Axis Gallery, New York
November 2 – December 1, 2001
The Maravi peoples, who comprise three main mask-producing groups (Chewa, Nyanja, and Manganja), have been settled in the region of Malawi since at least 1550. Masks were made by the mens’ secret society, called Nyau, to which all men belonged. Nyau is thought to have existed for several centuries among the Chewa, the senior branch of the Maravi, before spreading to the southernmost Maravi, the Mang’anja, after 1875. The majority of the masks on exhibition were collected in the Chewa heartland between the 1950s and early 1980s, but made considerably earlier.

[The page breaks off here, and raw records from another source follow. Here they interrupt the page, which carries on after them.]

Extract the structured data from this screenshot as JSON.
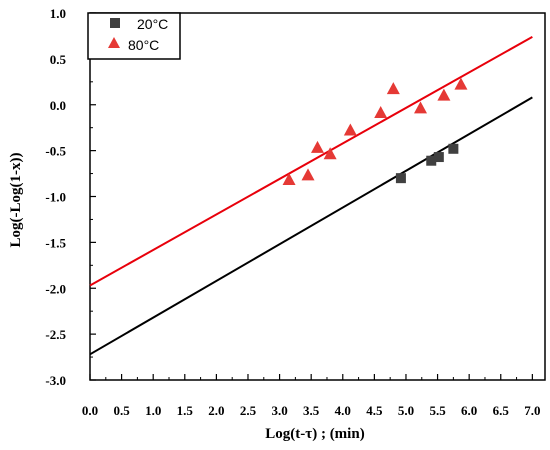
{
  "chart_data": {
    "type": "scatter",
    "xlabel": "Log(t-τ) ; (min)",
    "ylabel": "Log(-Log(1-x))",
    "xlim": [
      0.0,
      7.2
    ],
    "ylim": [
      -3.0,
      1.0
    ],
    "x_ticks": [
      "0.0",
      "0.5",
      "1.0",
      "1.5",
      "2.0",
      "2.5",
      "3.0",
      "3.5",
      "4.0",
      "4.5",
      "5.0",
      "5.5",
      "6.0",
      "6.5",
      "7.0"
    ],
    "y_ticks": [
      "1.0",
      "0.5",
      "0.0",
      "-0.5",
      "-1.0",
      "-1.5",
      "-2.0",
      "-2.5",
      "-3.0"
    ],
    "grid": false,
    "legend_position": "top-left",
    "series": [
      {
        "name": "20°C",
        "marker": "square",
        "color": "#404040",
        "line_color": "#000000",
        "points": [
          [
            4.92,
            -0.8
          ],
          [
            5.4,
            -0.61
          ],
          [
            5.52,
            -0.57
          ],
          [
            5.75,
            -0.48
          ]
        ],
        "fit": {
          "x": [
            0.0,
            7.0
          ],
          "y": [
            -2.72,
            0.08
          ]
        }
      },
      {
        "name": "80°C",
        "marker": "triangle",
        "color": "#e53935",
        "line_color": "#e8000b",
        "points": [
          [
            3.15,
            -0.82
          ],
          [
            3.45,
            -0.77
          ],
          [
            3.6,
            -0.47
          ],
          [
            3.8,
            -0.54
          ],
          [
            4.12,
            -0.28
          ],
          [
            4.6,
            -0.09
          ],
          [
            4.8,
            0.17
          ],
          [
            5.23,
            -0.04
          ],
          [
            5.6,
            0.1
          ],
          [
            5.87,
            0.22
          ]
        ],
        "fit": {
          "x": [
            0.0,
            7.0
          ],
          "y": [
            -1.97,
            0.74
          ]
        }
      }
    ]
  }
}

During the mid-1800s, the Maravi peoples were invaded by the warlike Ngoni, who fled Shaka’s Zulu Kingdom in South Africa, and by Muslim slave traders, who decimated and depopulated the region. In the 1860s David Livingston estimated that 19,000 slaves from Malawi were exported from Zanzibar each year, and it is estimated that a far larger number of captives died annually in the caravans bound for the coast. The missionaries who followed in Livingstone’s footsteps established a strong foothold in Malawi. Christianity was a mixed blessing, because it combated both slavery and indigenous tradition. As Christianity made inroads, particularly in the 20th century, men refused to join Nyau, and compulsory membership could no longer be enforced.
Among Maravi, men governed the spiritual realm of death and the ancestors through Nyau, while women controlled life and regeneration. The Nyau Society performed both wooden and ephemeral masks during initiations, funerals, and at certain other important events. Nyau performances allowed the worlds of the living and the dead to interact during several days of festivities. Rules governed when each mask appeared, and the movements and songs it performed. All of these rules and the making and storage of the masks were strictly secret.
Masks of old men, ancestors, and spirits represent ideal qualities, such as wisdom, and themes relating to sickness, death, and the ancestral realm. In contrast, undesirable behaviors are caricatured through representations of outsiders. These strangers include British authorities, Muslim slavers and traders, white women (called Dona), Ngoni invaders, and characters who epitomize foreign values, such as Elvis Presley and Charlie Chaplin, who represents American Peace Corps volunteers. Such Christian characters as Simoni (Simon), Maliya (Maria or Virgin Mary), and the Devil contrast Christian values with the ancestral spirituality of Nyau. The nature of spirit is, however, ambiguous, and what is negative in one context can be positive in another. All of these masks are included in this exhibition.
Few Nyau masks exist in collections. Several factors account for their rarity. Nyau was so secret that it escaped the attention of early explorers and collectors. Later, the British colonial authorities banned Nyau because they mistakenly believed it underpinned chiefly power. The treasured wooden masks were rarely soldŃthey were costly to commission and earned their owners high rental fees. Their colored surfaces, periodically anointed with paint, often over several generations, and their numerous additions also unsettle Western stereotypes about African art.
Consequently, little has been written about Nyau masks, although they reveal fascinating similarities with the masks of the Makonde and Chokwe peoples, and with the Luba, from whom the Chewa trace their origins.